Additional Resources 

• Video: Hot-Melt Extrusion for Pharmaceutical Applications; Technology for Solubility, Scale-Up, and Novel Dosage Forms: https://players.brightcove.net/3663210762001/08UsfMRkC_default/index.html?videoId=6387948674112&interactivityProjectId=696e759d6740d8db7b10b0c9

• Article: Hot-Melt Extrusion: from Theory to Application in Pharmaceutical Formulation—Where Are We Now? https://link.springer.com/article/10.1208/s12249-024-02749-2 

• Continuous Manufacturing and Granulation Technologies and Instruments: https://www.thermofisher.com/us/en/home/industrial/manufacturing-processing/improving-pharmaceutical-biotech-manufacturing-processes-production-methods/technologies/continuous-granulation.html 
• Pharmaceutical Extrusion Systems: https://www.thermofisher.com/us/en/home/industrial/manufacturing-processing/extrusion-compounding-equipment/instruments/pharma.html?icid=CAD_blog_LSM_2026Jan
• Extrusion-based technologies: https://www.thermofisher.com/us/en/home/industrial/manufacturing-processing/extrusion-compounding-equipment.html?icid=CAD_blog_LSM_2026Jan

FAQ: Scale-Up, Scale-Out, and Extrusion 

What is scale-up in pharmaceutical manufacturing? 
Scale-up involves increasing output by moving to larger equipment while maintaining the same process concept. 

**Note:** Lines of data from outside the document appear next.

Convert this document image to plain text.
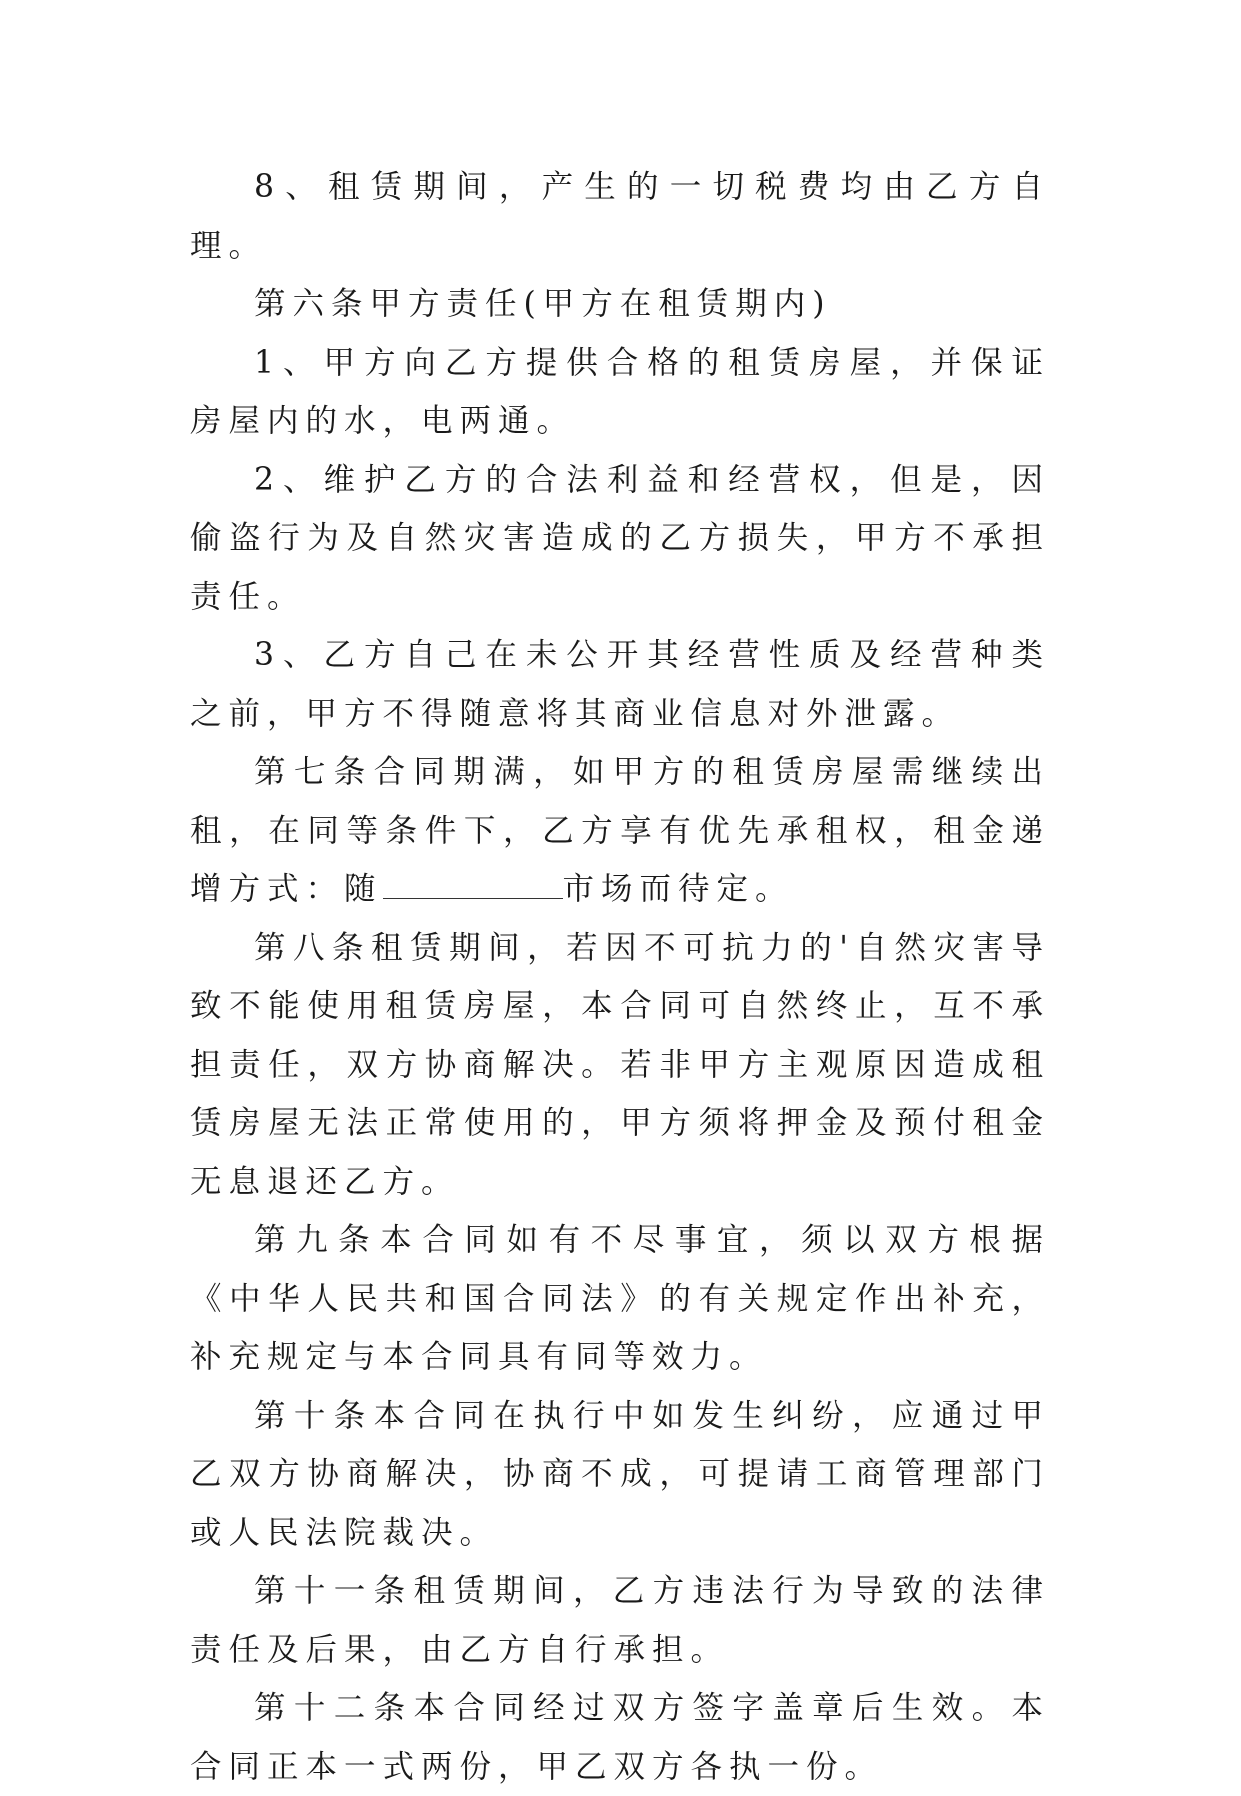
8、租赁期间，产生的一切税费均由乙方自理。

第六条甲方责任(甲方在租赁期内)

1、甲方向乙方提供合格的租赁房屋，并保证房屋内的水，电两通。

2、维护乙方的合法利益和经营权，但是，因偷盗行为及自然灾害造成的乙方损失，甲方不承担责任。

3、乙方自己在未公开其经营性质及经营种类之前，甲方不得随意将其商业信息对外泄露。

第七条合同期满，如甲方的租赁房屋需继续出租，在同等条件下，乙方享有优先承租权，租金递增方式：随	市场而待定。

第八条租赁期间，若因不可抗力的'自然灾害导致不能使用租赁房屋，本合同可自然终止，互不承担责任，双方协商解决。若非甲方主观原因造成租赁房屋无法正常使用的，甲方须将押金及预付租金无息退还乙方。

第九条本合同如有不尽事宜，须以双方根据《中华人民共和国合同法》的有关规定作出补充，补充规定与本合同具有同等效力。

第十条本合同在执行中如发生纠纷，应通过甲乙双方协商解决，协商不成，可提请工商管理部门或人民法院裁决。

第十一条租赁期间，乙方违法行为导致的法律责任及后果，由乙方自行承担。

第十二条本合同经过双方签字盖章后生效。本合同正本一式两份，甲乙双方各执一份。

What is scale-out in pharmaceutical manufacturing? 
Scale-out increases capacity by replicating a proven process across multiple identical units or by running the same process for longer periods. 

Is scale-out better than scale-up? 
Not universally. Scale-out often reduces risk for sensitive formulations, while scale-up can be more efficient for high-volume, stable products. 

How does extrusion support both approaches? 
Extrusion technologies provide precise process control and modularity, making them suitable for both scale-up and scale-out strategies in continuous manufacturing.